To contextualise the platform I have been helping to develop, I’m going to list the issues presented by experts from across the world in tackling widening disparities and inequalities.
1. 60% of young offenders have a diagnosable speech, language and communication difficulty, yet only 5% have ever received interventions (research report cited by ICAN/The Communication Trust 2020).
2. In areas of deprivation (including economic poverty) 50% of school children start school with delays in SLCN. Two thirds of SEMH pupils have a language impairment (ibid).
3. Parents need ‘social capital and specialist knowledge to navigate the SEND system’ (House of Commons Select Committee report in to SEND, 2020).
4. There are ‘deep disparities’ in the way pupils have been able to access online or blended learning (OECD, 2020).
5. There is insufficient measuring of the impact of interventions – people need guidance around ‘what works best’ (Association of Directors of Children’s Services, 2018).
6. There has been a 10% drop in the proportion of SEND pupils in state funded secondary schools between 2010 and 2019, with a corresponding rise in state special schools, independent schools, and home-schooling (DfE 2019 data, gov.uk).
7. After P-levels, there are ‘extremely limited options for assessing…unless you write your own criteria…’ (b-squared webinar, 2020).
Wouldn’t it be amazing if, just in time for this pandemic-infused world, with huge disruptions to learning, fundamental questions about the systems we currently use, and fears about a ‘lost generation’, someone had created a system that is ten years ahead, technically future proof, works with any system in the world, avoids deficit models of the learner, and firmly takes hold of the hands (metaphorically, obviously) or the team around the child and says: ‘Relax, here is a plan’?
Which is exactly what the people at PAGS® have done.
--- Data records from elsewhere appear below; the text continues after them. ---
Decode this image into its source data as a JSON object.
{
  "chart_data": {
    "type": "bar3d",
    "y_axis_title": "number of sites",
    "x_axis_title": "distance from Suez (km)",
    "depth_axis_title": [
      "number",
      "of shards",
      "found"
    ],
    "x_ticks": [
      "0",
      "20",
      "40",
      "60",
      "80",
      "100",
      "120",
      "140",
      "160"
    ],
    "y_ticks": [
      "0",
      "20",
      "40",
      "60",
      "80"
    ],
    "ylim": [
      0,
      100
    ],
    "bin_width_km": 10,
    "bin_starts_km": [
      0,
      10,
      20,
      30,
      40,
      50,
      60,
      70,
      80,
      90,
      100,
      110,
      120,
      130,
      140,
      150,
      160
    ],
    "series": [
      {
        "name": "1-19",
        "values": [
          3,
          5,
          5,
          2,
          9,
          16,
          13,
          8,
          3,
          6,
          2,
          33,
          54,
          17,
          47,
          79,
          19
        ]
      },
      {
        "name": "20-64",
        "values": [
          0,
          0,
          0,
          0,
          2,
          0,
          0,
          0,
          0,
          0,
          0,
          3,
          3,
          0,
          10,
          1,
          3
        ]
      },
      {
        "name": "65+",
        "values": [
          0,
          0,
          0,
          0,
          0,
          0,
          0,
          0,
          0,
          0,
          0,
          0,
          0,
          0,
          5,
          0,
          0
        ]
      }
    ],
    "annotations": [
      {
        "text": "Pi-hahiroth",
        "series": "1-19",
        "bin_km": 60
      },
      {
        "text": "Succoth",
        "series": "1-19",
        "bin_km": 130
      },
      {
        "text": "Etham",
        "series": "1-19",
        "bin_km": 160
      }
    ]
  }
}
Specifically, PAGS®:
1. Picks up on every developmental delay and gap that other systems miss.
2. Works with complexity, comorbidities, and breadth by producing a holistic map of the individual.
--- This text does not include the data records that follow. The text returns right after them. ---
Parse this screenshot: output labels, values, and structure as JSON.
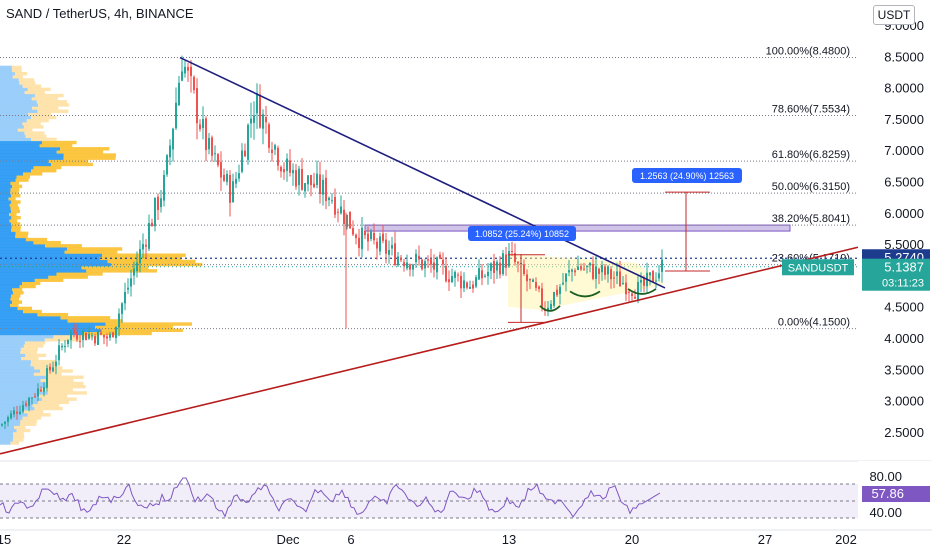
{
  "header": {
    "title": "SAND / TetherUS, 4h, BINANCE",
    "currency": "USDT"
  },
  "colors": {
    "up": "#26a69a",
    "down": "#ef5350",
    "trend_down": "#1e1e7e",
    "trend_up": "#b71c1c",
    "fib": "#787b86",
    "measure": "#c62828",
    "label_bg": "#2962ff",
    "rsi": "#7e57c2",
    "cur_price_bg": "#26a69a",
    "level_bg": "#1e3c8e"
  },
  "chart_data": {
    "type": "candlestick",
    "symbol": "SAND / TetherUS",
    "interval": "4h",
    "exchange": "BINANCE",
    "ylim": [
      2.1,
      9.1
    ],
    "y_ticks": [
      "9.0000",
      "8.5000",
      "8.0000",
      "7.5000",
      "7.0000",
      "6.5000",
      "6.0000",
      "5.5000",
      "4.5000",
      "4.0000",
      "3.5000",
      "3.0000",
      "2.5000"
    ],
    "x_ticks": [
      "15",
      "22",
      "Dec",
      "6",
      "13",
      "20",
      "27",
      "202"
    ],
    "approx_path": [
      {
        "x": "Nov 15",
        "close": 2.6
      },
      {
        "x": "Nov 18",
        "close": 3.2
      },
      {
        "x": "Nov 20",
        "close": 4.1
      },
      {
        "x": "Nov 21",
        "close": 4.0
      },
      {
        "x": "Nov 23",
        "close": 6.5
      },
      {
        "x": "Nov 25",
        "close": 8.48
      },
      {
        "x": "Nov 26",
        "close": 7.0
      },
      {
        "x": "Nov 28",
        "close": 6.3
      },
      {
        "x": "Nov 29",
        "close": 7.8
      },
      {
        "x": "Dec 1",
        "close": 6.7
      },
      {
        "x": "Dec 3",
        "close": 6.3
      },
      {
        "x": "Dec 5",
        "close": 5.6
      },
      {
        "x": "Dec 7",
        "close": 5.3
      },
      {
        "x": "Dec 9",
        "close": 5.1
      },
      {
        "x": "Dec 11",
        "close": 4.85
      },
      {
        "x": "Dec 13",
        "close": 5.3
      },
      {
        "x": "Dec 15",
        "close": 4.5
      },
      {
        "x": "Dec 17",
        "close": 5.15
      },
      {
        "x": "Dec 19",
        "close": 5.0
      },
      {
        "x": "Dec 20",
        "close": 4.75
      },
      {
        "x": "Dec 21",
        "close": 5.14
      }
    ],
    "fib_levels": [
      {
        "label": "100.00%(8.4800)",
        "price": 8.48
      },
      {
        "label": "78.60%(7.5534)",
        "price": 7.5534
      },
      {
        "label": "61.80%(6.8259)",
        "price": 6.8259
      },
      {
        "label": "50.00%(6.3150)",
        "price": 6.315
      },
      {
        "label": "38.20%(5.8041)",
        "price": 5.8041
      },
      {
        "label": "23.60%(5.1719)",
        "price": 5.1719
      },
      {
        "label": "0.00%(4.1500)",
        "price": 4.15
      }
    ],
    "annotations": [
      {
        "text": "1.0852 (25.24%) 10852"
      },
      {
        "text": "1.2563 (24.90%) 12563"
      }
    ],
    "price_labels": {
      "level": "5.2740",
      "current": "5.1387",
      "symbol": "SANDUSDT",
      "countdown": "03:11:23"
    },
    "rsi": {
      "ticks": [
        "80.00",
        "40.00"
      ],
      "value": "57.86"
    }
  }
}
3. Gives experts, teachers, parents, and carers a shared language to plan the best way forward together.
4. Works consistently with the learner wherever their learning takes place – copes with all blended learning curricula.
5. Gives the best exercises, tasks, ideas and links to resources in order to meet the goals agreed.
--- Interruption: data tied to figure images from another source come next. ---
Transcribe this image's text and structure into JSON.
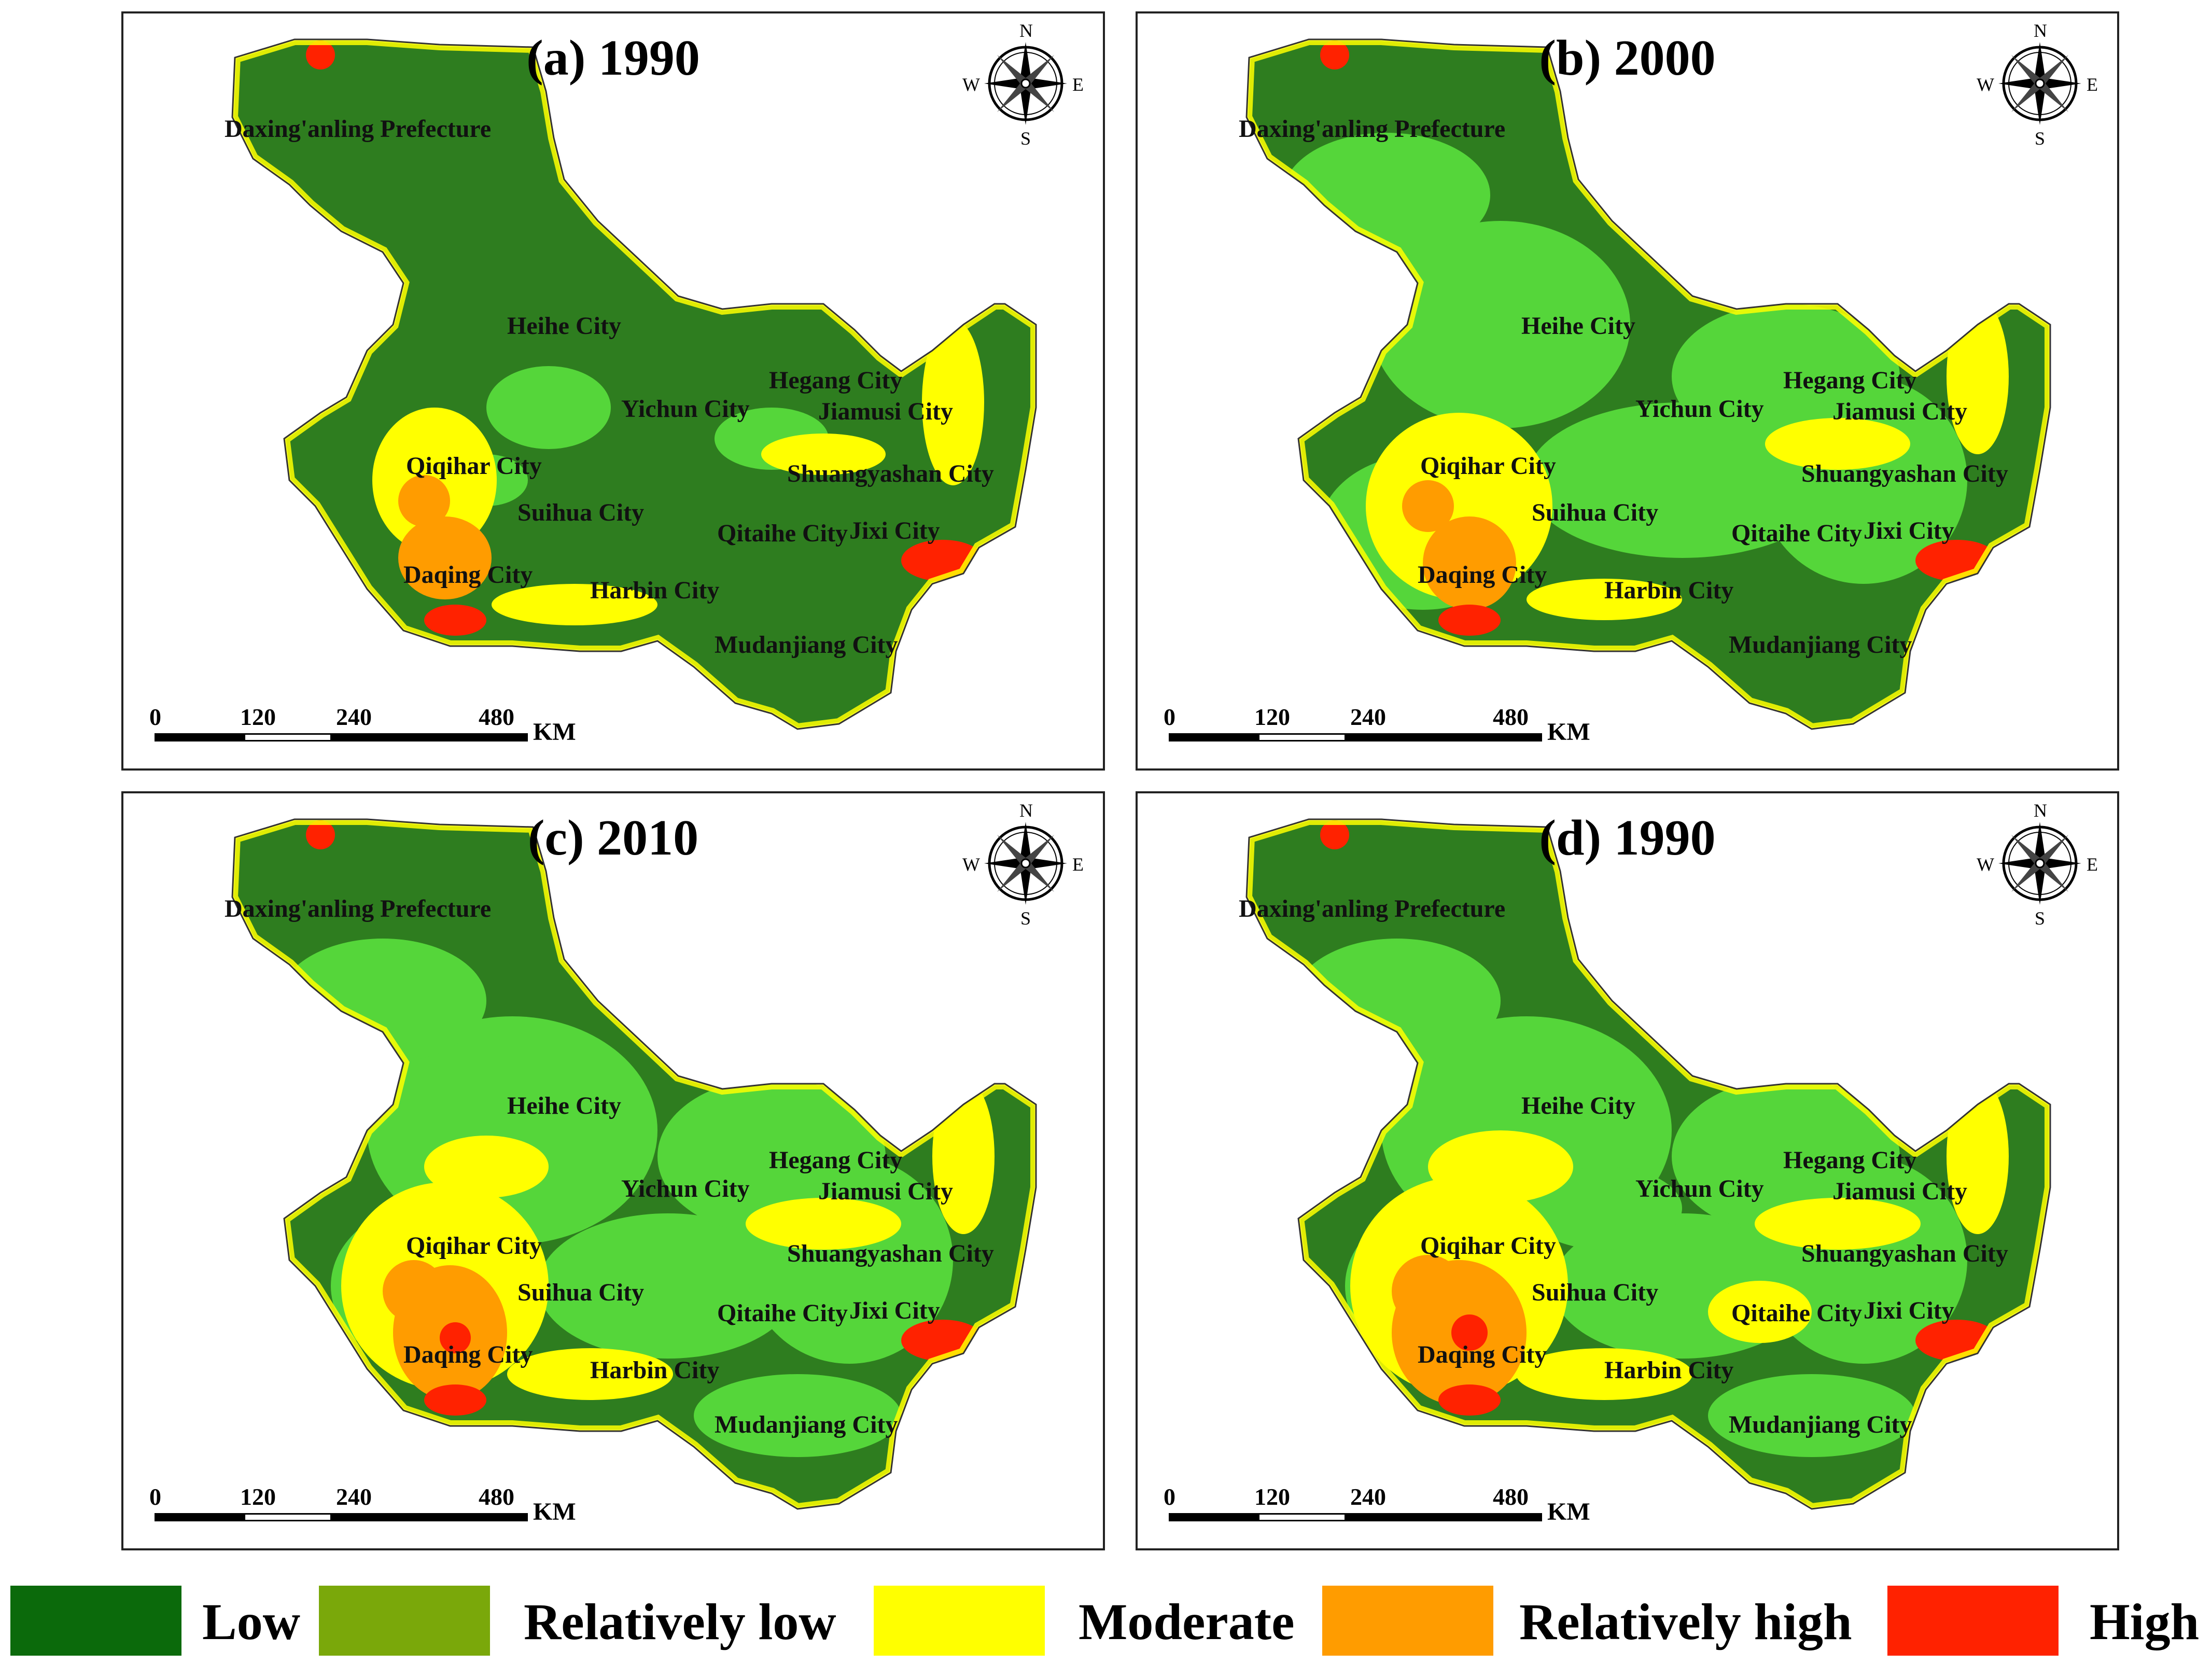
{
  "panels": [
    {
      "id": "a",
      "title": "(a) 1990"
    },
    {
      "id": "b",
      "title": "(b) 2000"
    },
    {
      "id": "c",
      "title": "(c) 2010"
    },
    {
      "id": "d",
      "title": "(d) 1990"
    }
  ],
  "cities": {
    "daxinganling": "Daxing'anling Prefecture",
    "heihe": "Heihe City",
    "hegang": "Hegang City",
    "yichun": "Yichun City",
    "jiamusi": "Jiamusi City",
    "qiqihar": "Qiqihar City",
    "shuangyashan": "Shuangyashan City",
    "suihua": "Suihua City",
    "qitaihe": "Qitaihe City",
    "jixi": "Jixi City",
    "daqing": "Daqing City",
    "harbin": "Harbin City",
    "mudanjiang": "Mudanjiang City"
  },
  "compass": {
    "n": "N",
    "s": "S",
    "e": "E",
    "w": "W"
  },
  "scale": {
    "t0": "0",
    "t1": "120",
    "t2": "240",
    "t3": "480",
    "unit": "KM"
  },
  "legend": [
    {
      "label": "Low",
      "color": "#0b6a0b"
    },
    {
      "label": "Relatively low",
      "color": "#7aa80a"
    },
    {
      "label": "Moderate",
      "color": "#ffff00"
    },
    {
      "label": "Relatively high",
      "color": "#ff9c00"
    },
    {
      "label": "High",
      "color": "#ff2200"
    }
  ],
  "colors": {
    "dark_green": "#2e7d1f",
    "light_green": "#55d63a",
    "yellow": "#ffff00",
    "orange": "#ff9c00",
    "red": "#ff2200"
  }
}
6. Will support transitions from school to school or other setting, EHCP processes, special, mainstream and home.
7. Saves you huge chunks of time by avoiding the need to bring together multiple assessments, or writing your own, and tracking and collating all the evidence of progress for each learning safely online.
So this is where my strange career has taken me: telling the world that amongst the fears and anxieties we all have, there are solutions being found. And I have one of them.